Książka Solnit powstała z rozczarowania nieskutecznością masowego ruchu antywojennego w przeddzień amerykańskiej inwazji na Irak w 2003 r. (na marginesie: politycznie i militarnie wspieranej przez polski rząd pod wodzą Leszka Millera). Solnit była częścią tej bezprecedensowej mobilizacji, która w ciągu 3 pierwszych miesięcy 2003 r. wyprowadziła na ulice miast całego świata 36 milionów osób. Demonstrowano na wszystkich kontynentach łącznie ze stacją polarną MacMurdo na Antarktydzie.
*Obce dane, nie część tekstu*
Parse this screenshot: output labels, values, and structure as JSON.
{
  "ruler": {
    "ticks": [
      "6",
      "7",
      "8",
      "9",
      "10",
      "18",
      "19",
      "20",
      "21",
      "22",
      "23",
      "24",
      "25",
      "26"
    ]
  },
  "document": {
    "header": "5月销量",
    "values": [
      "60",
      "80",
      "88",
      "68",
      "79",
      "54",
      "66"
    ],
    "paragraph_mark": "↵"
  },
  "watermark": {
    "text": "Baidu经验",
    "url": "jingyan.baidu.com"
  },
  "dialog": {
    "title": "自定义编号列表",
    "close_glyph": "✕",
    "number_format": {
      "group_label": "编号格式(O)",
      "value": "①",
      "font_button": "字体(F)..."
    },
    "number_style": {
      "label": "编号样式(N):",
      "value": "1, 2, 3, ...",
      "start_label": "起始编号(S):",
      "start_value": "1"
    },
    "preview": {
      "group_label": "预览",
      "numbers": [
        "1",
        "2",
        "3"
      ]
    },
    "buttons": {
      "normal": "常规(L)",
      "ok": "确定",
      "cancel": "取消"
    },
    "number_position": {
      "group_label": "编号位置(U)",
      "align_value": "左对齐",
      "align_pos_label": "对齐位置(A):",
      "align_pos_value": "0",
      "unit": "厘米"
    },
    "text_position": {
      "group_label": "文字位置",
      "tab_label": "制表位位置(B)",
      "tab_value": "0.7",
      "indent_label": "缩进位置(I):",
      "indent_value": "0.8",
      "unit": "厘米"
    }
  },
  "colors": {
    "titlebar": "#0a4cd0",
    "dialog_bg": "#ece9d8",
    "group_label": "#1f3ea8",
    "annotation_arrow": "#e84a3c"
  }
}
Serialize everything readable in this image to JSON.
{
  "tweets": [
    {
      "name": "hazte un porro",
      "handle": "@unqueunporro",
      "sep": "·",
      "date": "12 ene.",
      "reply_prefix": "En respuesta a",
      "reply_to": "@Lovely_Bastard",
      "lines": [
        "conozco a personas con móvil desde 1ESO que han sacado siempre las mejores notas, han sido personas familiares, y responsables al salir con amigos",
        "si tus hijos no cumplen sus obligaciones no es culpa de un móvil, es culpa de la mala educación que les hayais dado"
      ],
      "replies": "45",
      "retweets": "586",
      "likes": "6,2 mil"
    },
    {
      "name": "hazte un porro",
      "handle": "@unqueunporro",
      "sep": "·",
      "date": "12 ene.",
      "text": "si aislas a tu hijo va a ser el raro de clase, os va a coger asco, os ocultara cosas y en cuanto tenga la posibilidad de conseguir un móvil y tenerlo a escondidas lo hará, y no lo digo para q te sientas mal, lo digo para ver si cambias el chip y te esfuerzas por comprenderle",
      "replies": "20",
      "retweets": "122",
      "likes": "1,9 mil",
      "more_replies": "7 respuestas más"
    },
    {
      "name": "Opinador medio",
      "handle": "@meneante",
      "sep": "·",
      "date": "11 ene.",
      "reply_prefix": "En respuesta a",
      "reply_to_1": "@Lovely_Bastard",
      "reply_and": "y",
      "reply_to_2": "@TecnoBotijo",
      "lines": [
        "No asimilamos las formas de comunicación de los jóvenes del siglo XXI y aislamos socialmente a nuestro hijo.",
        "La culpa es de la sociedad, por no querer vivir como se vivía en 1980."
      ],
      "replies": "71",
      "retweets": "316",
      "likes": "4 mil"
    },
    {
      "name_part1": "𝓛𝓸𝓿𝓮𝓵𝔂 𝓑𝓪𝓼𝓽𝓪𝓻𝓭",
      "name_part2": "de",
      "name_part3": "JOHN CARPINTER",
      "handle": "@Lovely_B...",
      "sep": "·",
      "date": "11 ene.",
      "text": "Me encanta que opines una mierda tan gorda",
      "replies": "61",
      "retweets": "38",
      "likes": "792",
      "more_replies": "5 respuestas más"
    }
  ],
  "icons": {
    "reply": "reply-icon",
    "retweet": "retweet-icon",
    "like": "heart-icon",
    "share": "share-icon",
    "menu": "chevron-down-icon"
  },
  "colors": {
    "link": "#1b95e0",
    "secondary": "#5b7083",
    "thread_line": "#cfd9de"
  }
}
Do dzisiaj protesty te uznaje się za największą globalną mobilizację w historii. Największą, ale nieskuteczną. W marcu 2003 r. wojska USA i ich sojuszników weszły do Iraku, zapoczątkowując destabilizację tego kraju, a potem regionu, która do dzisiaj pochłonęła miliony ofiar w Syrii i Iraku. Książka jest odpowiedzią na poczucie porażki i beznadziei, które pojawiło się wtedy i zatruło umysły wielu osób zaangażowanych w działania na rzecz pokoju. „Nasi przeciwnicy pragną, byśmy uwierzyły i uwierzyli, że sytuacja jest beznadziejna, że nie mamy żadnej władzy, żadnych podstaw do działania, że nie możemy wygrać”1 – pisze Solnit wyjaśniając kulisy powstania tej wyjątkowej opowieści o nadziei.

Pochwała niepewności

Nadzieja – centralne pojęcie tej książki – to według autorki przeciwstawianie się fatalistycznemu przekonaniu, że karty zostały rozdane, a my nie mamy już żadnego wpływu na rozwój sytuacji. „Nadzieja, która mnie interesuje, powiązana jest z szeroką perspektywą i ściśle określonymi możliwościami, które zachęcają nas do działania albo wręcz się go od nas domagają. Nie jest ona radosną paplaniną o tym, że wszystko zmierza ku lepszemu, (…). Można by ją nazwać opowieścią o zagmatwaniu i niepewności, z których wyrasta możliwość nowego otwarcia”.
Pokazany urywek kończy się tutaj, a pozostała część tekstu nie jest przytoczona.